My Thanksgiving plans went sideways. I can’t find the rechargeable batteries I just bought. The laundry piled up and needs attending to pronto. I’m worried about pet food donations. I’m worried about #ProtectTransKids. I need to raise money for everything and I just cannot do it.

Frezen food
Portions, labeled, wow.

I stressed my friends. To take care of myself, I went out yesterday with a friend to run errands. Then I came home and broke down party leftovers in freezer portions. Today, I went with another friend to see the movie ‘A Real Pain’ – it is good. Then I came home and wrote this blog post so I can use the benefits of those outings to reexamine things with fresh eyes.

So that was last week. Other crap happened, but this list is pretty long. Now we enter my favorite week of the year. So far my agenda includes a satisfying turkey dinner lunch at Bistro to Go on Wednesday. Hopefully, wrapping up an interview about the holiday pet food drive. Meeting potential new therapist on Friday. Buying cat food at Costco.

A shed foreperson showing up would make it excellent.

Oh, I took Gertie out twice – once to Camp Horne Road Giant Eagle and then to the Waterfront. I avoided having to stop on hills with one exception in Swissvale. But I roared through. I took the long way both times.

Gertie is lonely at night. The radio is not great. My phone is a bit older so it doesn’t fill that gap especially with a roaring chug chug through the dark roads close to the flat lands. She’s skittish on the highway.

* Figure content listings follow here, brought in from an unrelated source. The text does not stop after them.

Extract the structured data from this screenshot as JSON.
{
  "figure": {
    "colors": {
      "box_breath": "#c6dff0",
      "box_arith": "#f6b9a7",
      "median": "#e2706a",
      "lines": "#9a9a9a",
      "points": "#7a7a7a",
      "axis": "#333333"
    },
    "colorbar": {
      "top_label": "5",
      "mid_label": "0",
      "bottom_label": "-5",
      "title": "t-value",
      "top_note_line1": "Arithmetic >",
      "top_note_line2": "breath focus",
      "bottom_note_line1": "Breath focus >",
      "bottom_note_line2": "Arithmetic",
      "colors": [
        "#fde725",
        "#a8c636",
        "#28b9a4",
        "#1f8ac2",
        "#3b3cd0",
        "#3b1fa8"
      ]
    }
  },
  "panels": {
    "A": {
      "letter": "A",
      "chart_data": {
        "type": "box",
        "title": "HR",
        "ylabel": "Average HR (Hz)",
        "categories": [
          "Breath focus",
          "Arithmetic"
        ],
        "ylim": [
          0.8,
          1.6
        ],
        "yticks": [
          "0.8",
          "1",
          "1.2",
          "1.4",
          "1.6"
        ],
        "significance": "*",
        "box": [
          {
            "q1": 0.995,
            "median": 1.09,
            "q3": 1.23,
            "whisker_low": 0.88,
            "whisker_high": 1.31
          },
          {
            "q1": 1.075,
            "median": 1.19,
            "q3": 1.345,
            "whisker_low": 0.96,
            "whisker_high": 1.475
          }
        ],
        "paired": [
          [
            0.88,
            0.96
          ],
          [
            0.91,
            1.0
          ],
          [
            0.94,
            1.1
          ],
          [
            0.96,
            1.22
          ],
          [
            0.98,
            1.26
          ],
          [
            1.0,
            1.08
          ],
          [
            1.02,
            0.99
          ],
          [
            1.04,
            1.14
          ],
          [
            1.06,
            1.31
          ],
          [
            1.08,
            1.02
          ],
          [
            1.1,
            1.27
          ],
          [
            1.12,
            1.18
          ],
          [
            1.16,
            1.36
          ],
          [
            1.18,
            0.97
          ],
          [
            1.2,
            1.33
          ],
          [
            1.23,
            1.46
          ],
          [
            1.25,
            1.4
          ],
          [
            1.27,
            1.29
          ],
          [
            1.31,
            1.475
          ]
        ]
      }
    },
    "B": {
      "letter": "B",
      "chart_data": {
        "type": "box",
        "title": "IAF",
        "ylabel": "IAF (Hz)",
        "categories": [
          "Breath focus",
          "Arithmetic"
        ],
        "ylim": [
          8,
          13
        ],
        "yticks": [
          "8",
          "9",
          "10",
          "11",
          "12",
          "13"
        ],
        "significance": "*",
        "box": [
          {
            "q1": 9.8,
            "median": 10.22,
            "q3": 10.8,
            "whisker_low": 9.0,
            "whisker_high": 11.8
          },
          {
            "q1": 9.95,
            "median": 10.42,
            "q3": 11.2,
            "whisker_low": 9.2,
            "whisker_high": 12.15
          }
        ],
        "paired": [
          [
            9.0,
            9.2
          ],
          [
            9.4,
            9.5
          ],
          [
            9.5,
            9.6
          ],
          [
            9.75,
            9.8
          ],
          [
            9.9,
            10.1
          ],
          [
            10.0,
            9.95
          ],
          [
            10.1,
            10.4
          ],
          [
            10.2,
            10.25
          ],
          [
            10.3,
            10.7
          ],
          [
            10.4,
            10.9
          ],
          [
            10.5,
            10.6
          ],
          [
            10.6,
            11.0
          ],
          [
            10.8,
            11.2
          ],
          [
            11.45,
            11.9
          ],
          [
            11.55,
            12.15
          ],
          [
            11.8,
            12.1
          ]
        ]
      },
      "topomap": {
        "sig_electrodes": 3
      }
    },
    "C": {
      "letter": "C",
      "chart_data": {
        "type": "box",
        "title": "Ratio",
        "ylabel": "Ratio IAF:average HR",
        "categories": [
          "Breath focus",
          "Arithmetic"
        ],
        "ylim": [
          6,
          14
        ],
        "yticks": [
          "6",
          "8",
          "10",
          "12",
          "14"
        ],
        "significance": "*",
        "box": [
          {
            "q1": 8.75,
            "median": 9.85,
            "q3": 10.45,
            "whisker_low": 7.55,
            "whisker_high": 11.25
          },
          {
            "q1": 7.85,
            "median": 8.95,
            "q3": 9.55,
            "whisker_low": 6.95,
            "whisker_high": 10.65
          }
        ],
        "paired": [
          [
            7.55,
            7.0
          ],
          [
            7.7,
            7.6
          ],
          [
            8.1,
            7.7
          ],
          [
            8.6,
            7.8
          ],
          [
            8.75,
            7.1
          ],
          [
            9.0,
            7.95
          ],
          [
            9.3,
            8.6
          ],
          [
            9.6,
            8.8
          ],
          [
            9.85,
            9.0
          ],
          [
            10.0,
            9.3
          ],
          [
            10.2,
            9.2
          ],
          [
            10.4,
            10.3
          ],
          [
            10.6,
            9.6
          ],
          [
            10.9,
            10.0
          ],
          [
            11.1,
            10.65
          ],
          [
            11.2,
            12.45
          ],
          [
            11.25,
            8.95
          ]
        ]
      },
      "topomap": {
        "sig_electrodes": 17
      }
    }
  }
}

But I did it. I got there and I parked and then returned to drive off to my next stop. I don’t stall any longer. Shifting is becoming more symbiotic.

It would be fun to do a ‘stuff Gertie’ food drive. She could handle it.

Please let this coming week be better. I need a good Thanksgiving week to help this demanding, complicated, and intense person keep shifting smoothly as I cruise past age 67 (I’m 54 now.)

See what I did there?

PS: It is day 24 of NaBloPoMo and I’m sticking with it.